To sentence a man to die in prison for something that the federal government gave him permission to do and for something others in his position routinely do is plainly a huge miscarriage of justice. In a Florida prison a retired FBI agent named John Connolly is looking forward to dying behind the walls. Like one of the persons who landed him there, James “Whitey” Bulger, he will leave prison being carried on a stretcher outside to a hearse.
His is a voice crying in the wilderness for justice. His voice is being drowned out by the voices of evil men who wish to have him silenced. It is being drowned out by legal officials about whom G.K. Chesterton had this to say: “not that they are wicked (some of them are good); not that they are stupid (some of them are quite intelligent); it is simply that they have gotten used to it. They simply do not see the prisoner in the dock; all they see is the usual man in the usual place. They do not see the awful court of judgment; they see only their own workshop.”
Those involved in John Connolly’s case do not see him.
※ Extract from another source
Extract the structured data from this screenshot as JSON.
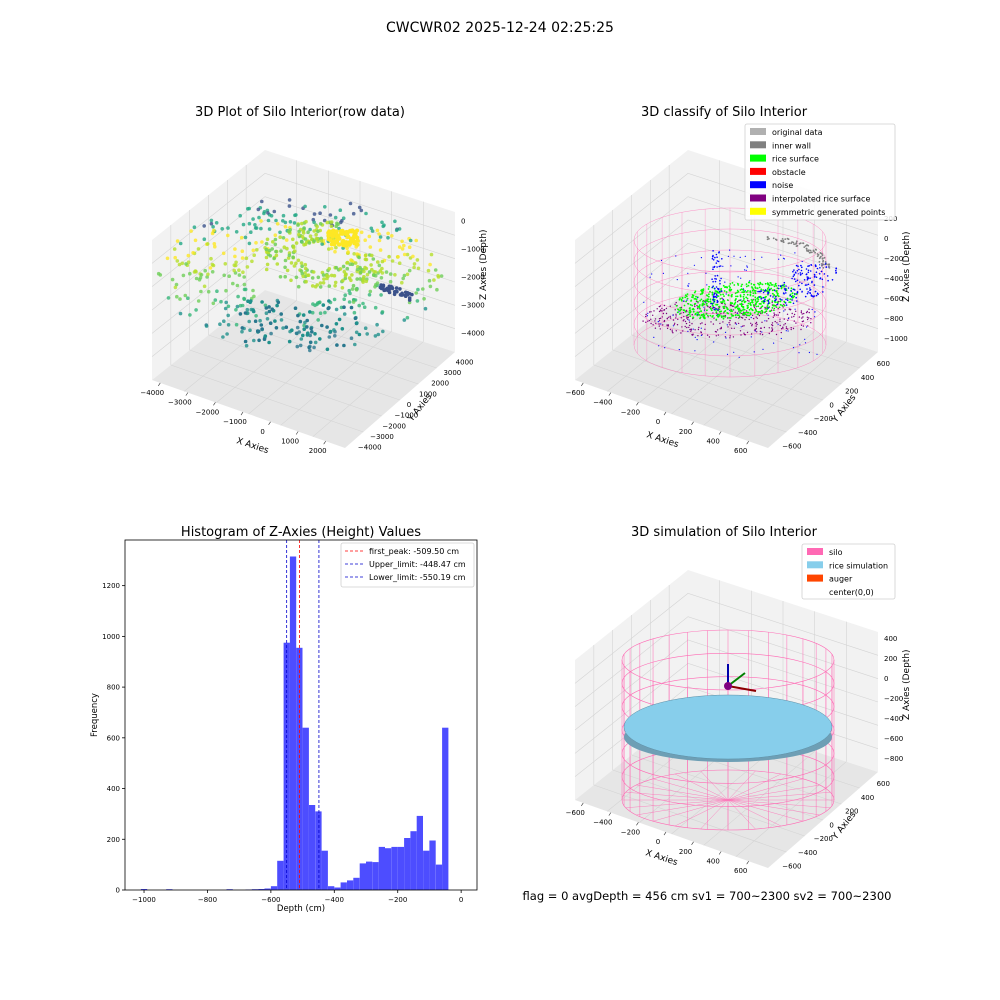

They sadly have no understanding of his situation. They are too busy to consider his plight. They just accept that he was a corrupt FBI agent.
Connolly’s voice is drowned out by FBI agents, even those who support him, who cling to the idea that the FBI is always right while looking in the face of its wrongful actions. They are unable to face the truth. His voice is drowned out by loud voices in the Boston media continually labelling him as a “corrupt agent” without disclosing their animus toward him. One especially is Howie Carr, a Boston Herald columnist and radio host who carried on a brutal attack on him for his personal financial gain. I fund it ironic that many John Connolly supporters relish Carr’s attacks on others without recognizing those other victims of his poison pen may like Connolly, or Probation Commissioner O’Brien, are being wrongfully attacked.
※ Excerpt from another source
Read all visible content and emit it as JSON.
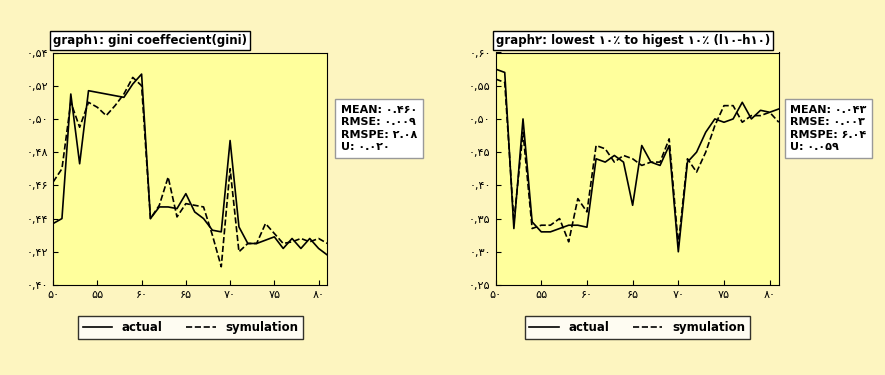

I don’t consider myself a supporter of John Connolly nor am I related to him in anyway. I know him only because I’ve had a few conversations with him when I was a Deputy DA and he an FBI agent. My main reason for not being a fan of his is that he entered into a compact with two evil men to protect them (keep them safe). In doing this he knowingly hurt others by allowing these villains to prey on them or by working against those who appeared to be a threat to them..
I understand that was part of his job. It was clear that all in his job knew of this. Many in the FBI gladly abetted him in doing it. Any information any collected against these criminals he was handling had to be conveyed to him. While all FBI agents participated with him, almost all walked away from him when the dictate came down from above. They fled from him because he had embarrassed the FBI. (See my book “Don’t Embarrass the Family” for an in-depth understanding of Connolly’s trial and travails.)
Connolly was the FBI handler of two top FBI informants James “Whitey” Bulger and Steven Flemmi. Both were top organized crime figures whose hands dripped with the blood of many they murdered. He handled them as part of the Top Echelon Informant (TEI) program. As their handler it was his job as the agent handling Rossetti said on August 13, 2011 to his TEI “to keep them safe.”
John Connolly job in the FBI was to operate persons designated as TEIs. It was said he had at least ten of them. The TEI program was started before he became an FBI agent in the early 1960s by J. Edgar Hoover. The program still exists. That it does will forever be a blemish on the FBI’s reputation. The idea behind it is for an agent to find high level criminals with access to information on other high level criminals and to develop a long-term relationship with them so that they will provide information to the FBI against the others. To do that it is important that they be protected and kept on the street.
In other words the FBI has a program that favors some vicious criminals over the others. It is designed is to ensure its favored vicious criminals remain free to commit crimes while providing information to it. I find the idea that criminals are protected so that they can victimize people a perversion of justice. I am unable to understand by what right the FBI across the nation protects major criminals and their enterprises while they victimized other people. While John Connolly’s informants were murdering innocent people and fellow criminals who they thought presented a threat to them Connolly and his fellow FBI agents were doing their best to keep them safe so they could continue their murderous ways.